0000000000000000 <fun>:
0: f2 0f 10 05 00 00 00 movsd 0x0(%rip),%xmm0 # 8 <fun+0x8>
7: 00
8: c3 retq
0000000000000000 <.LC0>:
0: 66 data16
1: 66 data16
2: 66 data16
3: 66 data16
4: 66 data16
5: 66 data16
6: 23 .byte 0x23
7: 40 rex
切換到單精度
#include <math.h>
float fun ( void )
{
return(sqrtf(9.7F*9.7F));
}
float fun2 ( void )
{
return(9.7F);
}
然后得到單精度編譯時間計算出的答案
00000000 <fun>:
0: 4800 ldr r0, [pc, #0] ; (4 <fun+0x4>)
2: 4770 bx lr
4: 411b3333 tstmi fp, r3, lsr r3
00000008 <fun2>:
8: 4800 ldr r0, [pc, #0] ; (c <fun2+0x4>)
a: 4770 bx lr
c: 411b3333 tstmi fp, r3, lsr r3
使用clang / llvm代替gcc:
fun:
ldr.n r0, .LCPI0_0
bx lr
.align 2
.LCPI0_0:
.long 1092301619 @ 0x411b3333
fun2:
ldr.n r0, .LCPI1_0
bx lr
.align 2
.LCPI1_0:
.long 1092301619 @ 0x411b3333
因此,您需要重復一遍,看看您是否在調用數學函數,如果它們調用sqrt是什么,它們是否確實鏈接了正確的東西,那么我只需將結果打印為十六進制即可。 然后調試另一半,是否采用正確的9.7F值,並根據打印功能生成正確的ascii?
如何將浮點數(單精度)轉換為十六進制?
.thumb_func
.globl dummy
dummy:
bx lr
驗證編譯器在進出途中是否使用r0:
unsigned int fun3 ( void )
{
return(dummy(9.7F));
}
00000010 <fun3>:
10: b508 push {r3, lr}
12: 4803 ldr r0, [pc, #12] ; (20 <fun3+0x10>)
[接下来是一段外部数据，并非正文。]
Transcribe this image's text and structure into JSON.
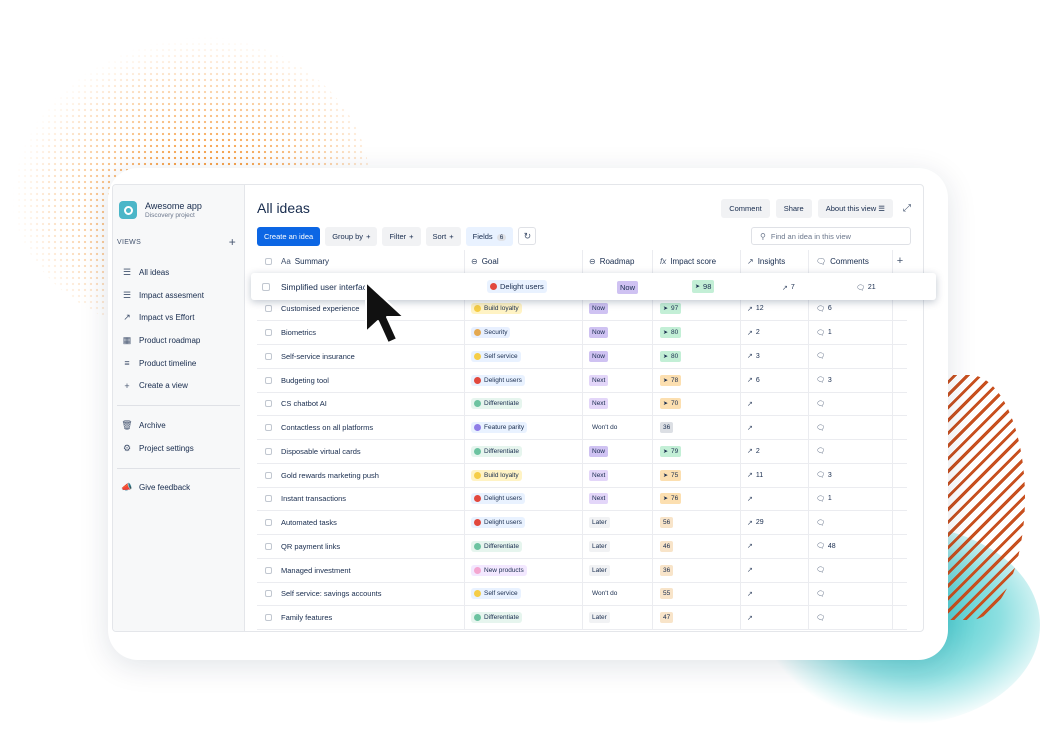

14: f7ff fffe bl 0 <dummy>
18: bc08 pop {r3}
1a: bc02 pop {r1}
1c: 4708 bx r1
1e: 46c0 nop ; (mov r8, r8)
20: 411b3333 tstmi fp, r3, lsr r3
通過簡單地返回r0中的位(浮點位不變),這些位的定義反正是編譯器或程序員的想象力,這些位只是受任何解釋的位。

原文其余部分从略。